Re-enactment marks Gandhi milestone
BROADCAST to more than 2.5million people in India, a theatrical re-enactment of how Mahatma Gandhi was forced off a train at the Pietermaritzburg railway station was carried out yesterday, marking 125 years since the historical incident.
This racist incident sparked the birth of the global Satyagraha movement, which promoted non-violence, truth and equality.
Indian and South African dignitaries, scholars of Gandhi’s teachings, politicians, senior citizens and pupils boarded the same train that Gandhi travelled in from the Pentrich Station to Pietermaritzburg to experience a part of his journey.

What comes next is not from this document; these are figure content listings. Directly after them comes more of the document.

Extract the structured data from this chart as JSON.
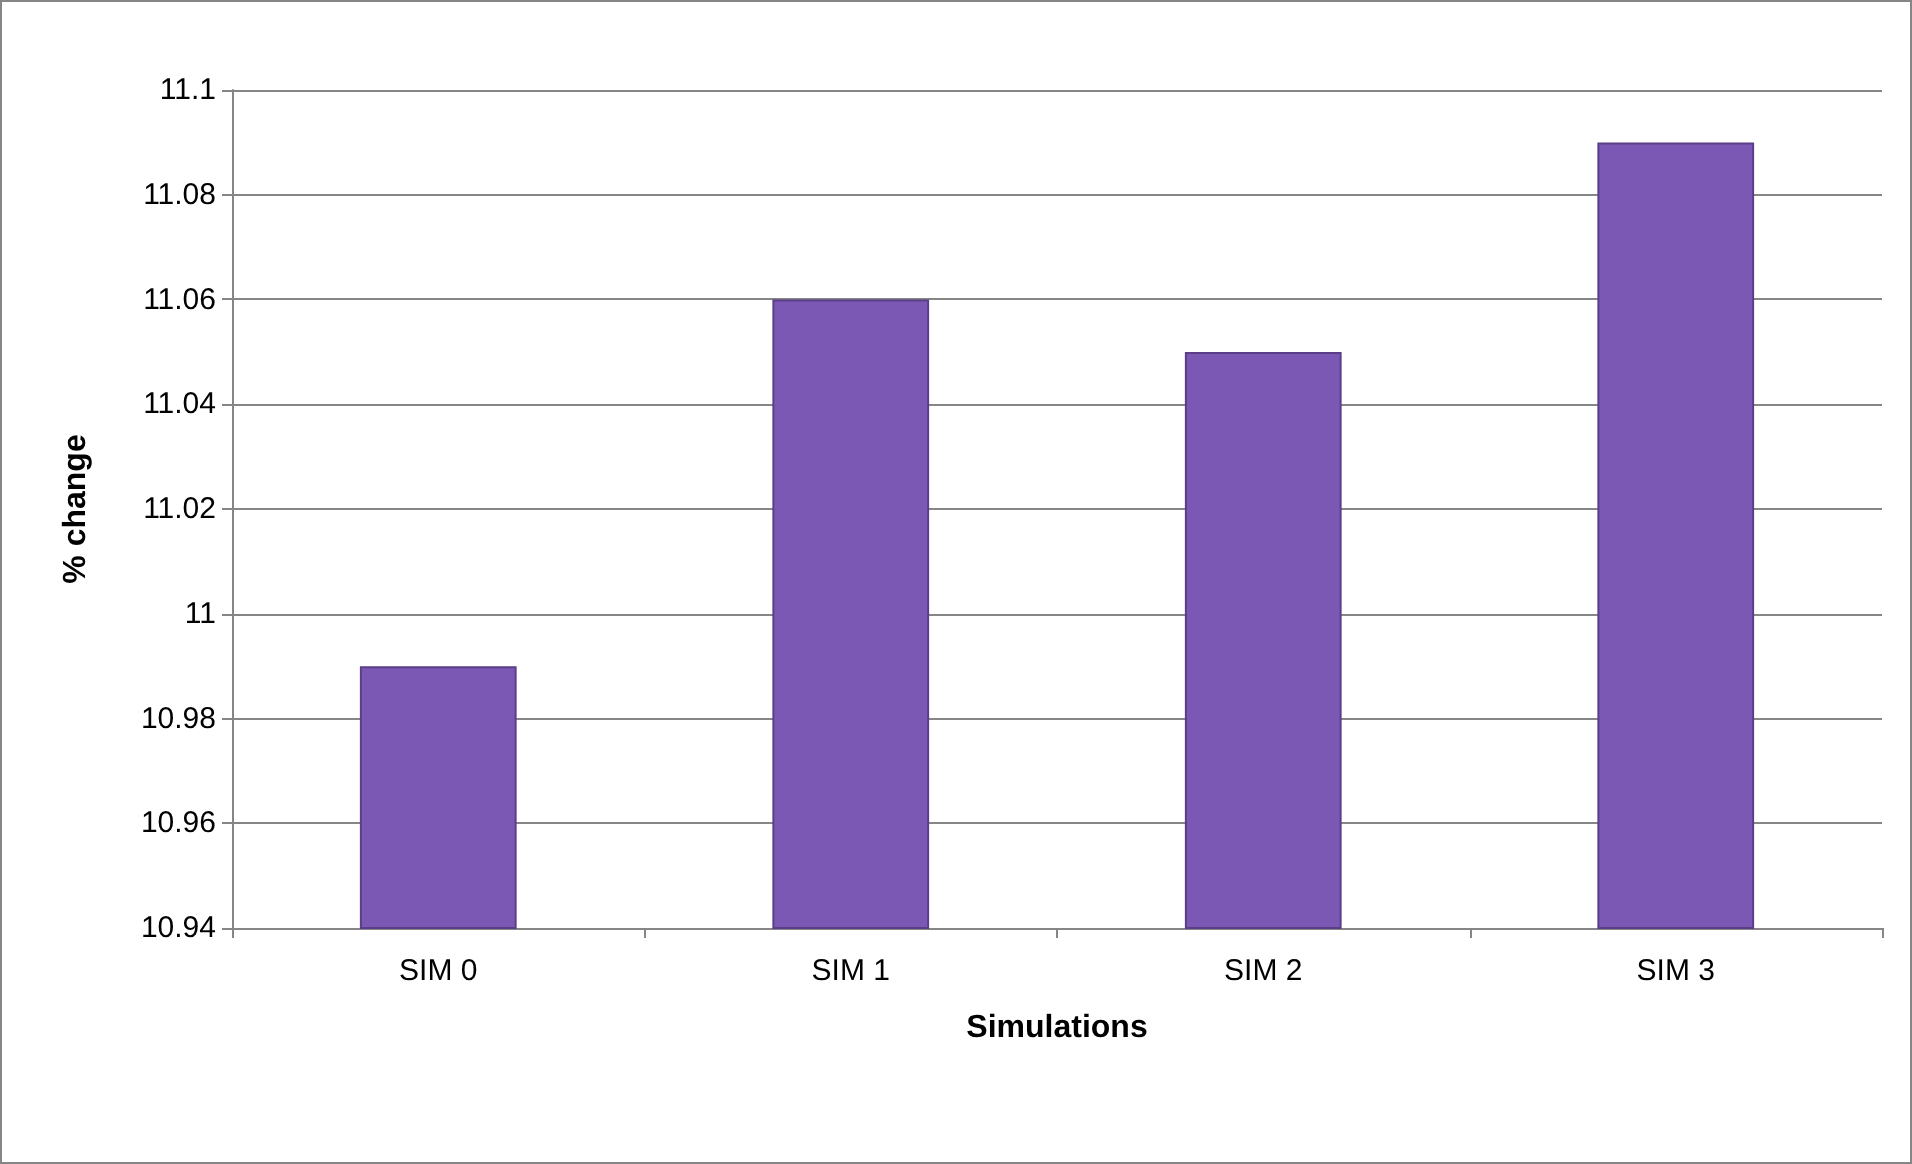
{
  "chart_data": {
    "type": "bar",
    "xlabel": "Simulations",
    "ylabel": "% change",
    "categories": [
      "SIM 0",
      "SIM 1",
      "SIM 2",
      "SIM 3"
    ],
    "values": [
      10.99,
      11.06,
      11.05,
      11.09
    ],
    "color": "#7b58b3",
    "ylim": [
      10.94,
      11.1
    ],
    "yticks": [
      10.94,
      10.96,
      10.98,
      11,
      11.02,
      11.04,
      11.06,
      11.08,
      11.1
    ],
    "grid": "y"
  }
}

At the Pietermaritzburg station, Nirvikar Bhundoo, who played a young Gandhi, was thrown off the train with his luggage and then walked slowly to the waiting room where Gandhi spent the night in 1893.

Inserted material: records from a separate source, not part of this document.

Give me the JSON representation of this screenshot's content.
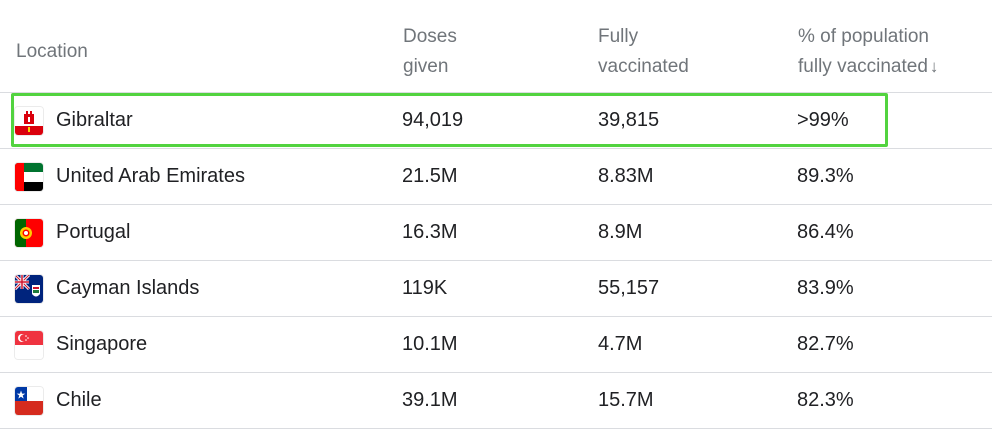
{
  "header": {
    "location": "Location",
    "doses_line1": "Doses",
    "doses_line2": "given",
    "fully_line1": "Fully",
    "fully_line2": "vaccinated",
    "pct_line1": "% of population",
    "pct_line2": "fully vaccinated",
    "sort_icon": "arrow-down-icon"
  },
  "rows": [
    {
      "location": "Gibraltar",
      "doses": "94,019",
      "fully": "39,815",
      "pct": ">99%",
      "flag": "gibraltar-flag-icon",
      "highlighted": true
    },
    {
      "location": "United Arab Emirates",
      "doses": "21.5M",
      "fully": "8.83M",
      "pct": "89.3%",
      "flag": "uae-flag-icon"
    },
    {
      "location": "Portugal",
      "doses": "16.3M",
      "fully": "8.9M",
      "pct": "86.4%",
      "flag": "portugal-flag-icon"
    },
    {
      "location": "Cayman Islands",
      "doses": "119K",
      "fully": "55,157",
      "pct": "83.9%",
      "flag": "cayman-islands-flag-icon"
    },
    {
      "location": "Singapore",
      "doses": "10.1M",
      "fully": "4.7M",
      "pct": "82.7%",
      "flag": "singapore-flag-icon"
    },
    {
      "location": "Chile",
      "doses": "39.1M",
      "fully": "15.7M",
      "pct": "82.3%",
      "flag": "chile-flag-icon"
    }
  ],
  "colors": {
    "highlight": "#52d33f",
    "header_text": "#70757a",
    "body_text": "#202124",
    "divider": "#dadce0"
  }
}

That waiting room has now been transformed into one of seven interactive Gandhi museums.
Speaking at the event via a live broadcast from India, Indian Prime Minister Narendra Modi, said Gandhi not only liberated India, but also gave hope to millions of others around the world.
“What went through the mind of the Mahatma as he spent the night in the waiting room is not really known to us, but we do know that it led to the evolution of a force not seen before in any political movement. It led to the force of Satyagraha,” Modi said.

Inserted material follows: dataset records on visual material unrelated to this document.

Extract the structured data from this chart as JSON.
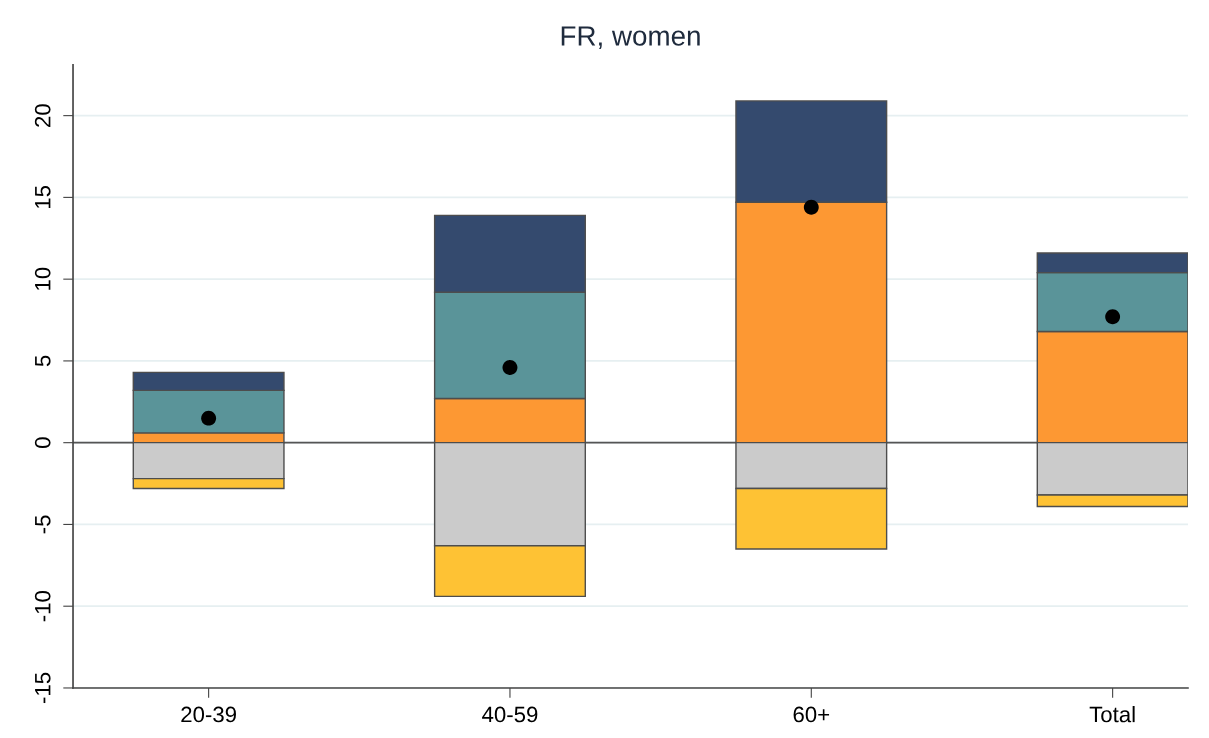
{
  "chart_data": {
    "type": "bar",
    "title": "FR, women",
    "categories": [
      "20-39",
      "40-59",
      "60+",
      "Total"
    ],
    "stacked": true,
    "series": [
      {
        "color": "#fd9833",
        "values": [
          0.6,
          2.7,
          14.7,
          6.8
        ]
      },
      {
        "color": "#5a9499",
        "values": [
          2.6,
          6.5,
          null,
          3.6
        ]
      },
      {
        "color": "#344a6e",
        "values": [
          1.1,
          4.7,
          6.2,
          1.2
        ]
      },
      {
        "color": "#cbcbcb",
        "values": [
          -2.2,
          -6.3,
          -2.8,
          -3.2
        ]
      },
      {
        "color": "#fec234",
        "values": [
          -0.6,
          -3.1,
          -3.7,
          -0.7
        ]
      },
      {
        "type": "scatter",
        "color": "#000000",
        "marker": "circle",
        "x": [
          "20-39",
          "40-59",
          "60+",
          "Total"
        ],
        "values": [
          1.5,
          4.6,
          14.4,
          7.7
        ]
      }
    ],
    "ylim": [
      -15,
      23.1
    ],
    "yticks": [
      -15,
      -10,
      -5,
      0,
      5,
      10,
      15,
      20
    ],
    "grid": "y",
    "ref_lines": [
      {
        "axis": "y",
        "value": 0,
        "color": "#555555"
      }
    ]
  }
}
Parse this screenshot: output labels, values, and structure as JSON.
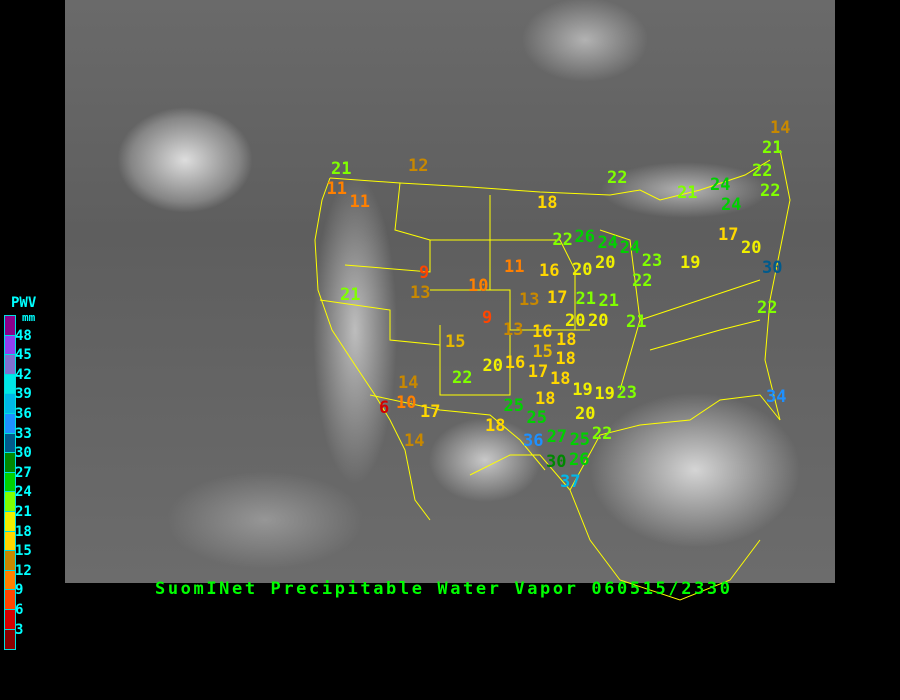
{
  "title": "SuomINet Precipitable Water Vapor 060515/2330",
  "legend": {
    "title": "PWV",
    "unit": "mm",
    "labels": [
      "48",
      "45",
      "42",
      "39",
      "36",
      "33",
      "30",
      "27",
      "24",
      "21",
      "18",
      "15",
      "12",
      "9",
      "6",
      "3"
    ],
    "colors": [
      "#8b008b",
      "#9040f0",
      "#8070d0",
      "#00e8e8",
      "#00b8e8",
      "#1e90ff",
      "#005a8c",
      "#008800",
      "#00d000",
      "#80ff00",
      "#f0f000",
      "#ffd700",
      "#c88800",
      "#ff8000",
      "#ff4500",
      "#d40000",
      "#8b0000"
    ]
  },
  "stations": [
    "21",
    "11",
    "11",
    "12",
    "9",
    "13",
    "10",
    "11",
    "21",
    "18",
    "22",
    "26",
    "24",
    "20",
    "20",
    "16",
    "13",
    "17",
    "21",
    "21",
    "9",
    "13",
    "16",
    "20",
    "20",
    "15",
    "18",
    "15",
    "18",
    "20",
    "16",
    "17",
    "18",
    "22",
    "14",
    "10",
    "6",
    "17",
    "14",
    "18",
    "19",
    "19",
    "23",
    "25",
    "25",
    "18",
    "20",
    "22",
    "36",
    "27",
    "25",
    "30",
    "26",
    "37",
    "23",
    "22",
    "21",
    "24",
    "19",
    "14",
    "21",
    "22",
    "21",
    "24",
    "22",
    "22",
    "24",
    "17",
    "20",
    "30",
    "22",
    "34"
  ]
}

India’s Minister of External Affairs, Sushma Swaraj, unveiled a new bust of Mahatma Gandhi at the station, and a digital museum in the waiting area.
Gandhi’s granddaughter, Ela, said people should learn from him.
“Gandhiji read the scriptures of every religion and extracted the best qualities of each. That is what made him a Mahatma. Today we have the challenge to look at information that we are bombarded with, and extract the best and apply it to our lives,” she said.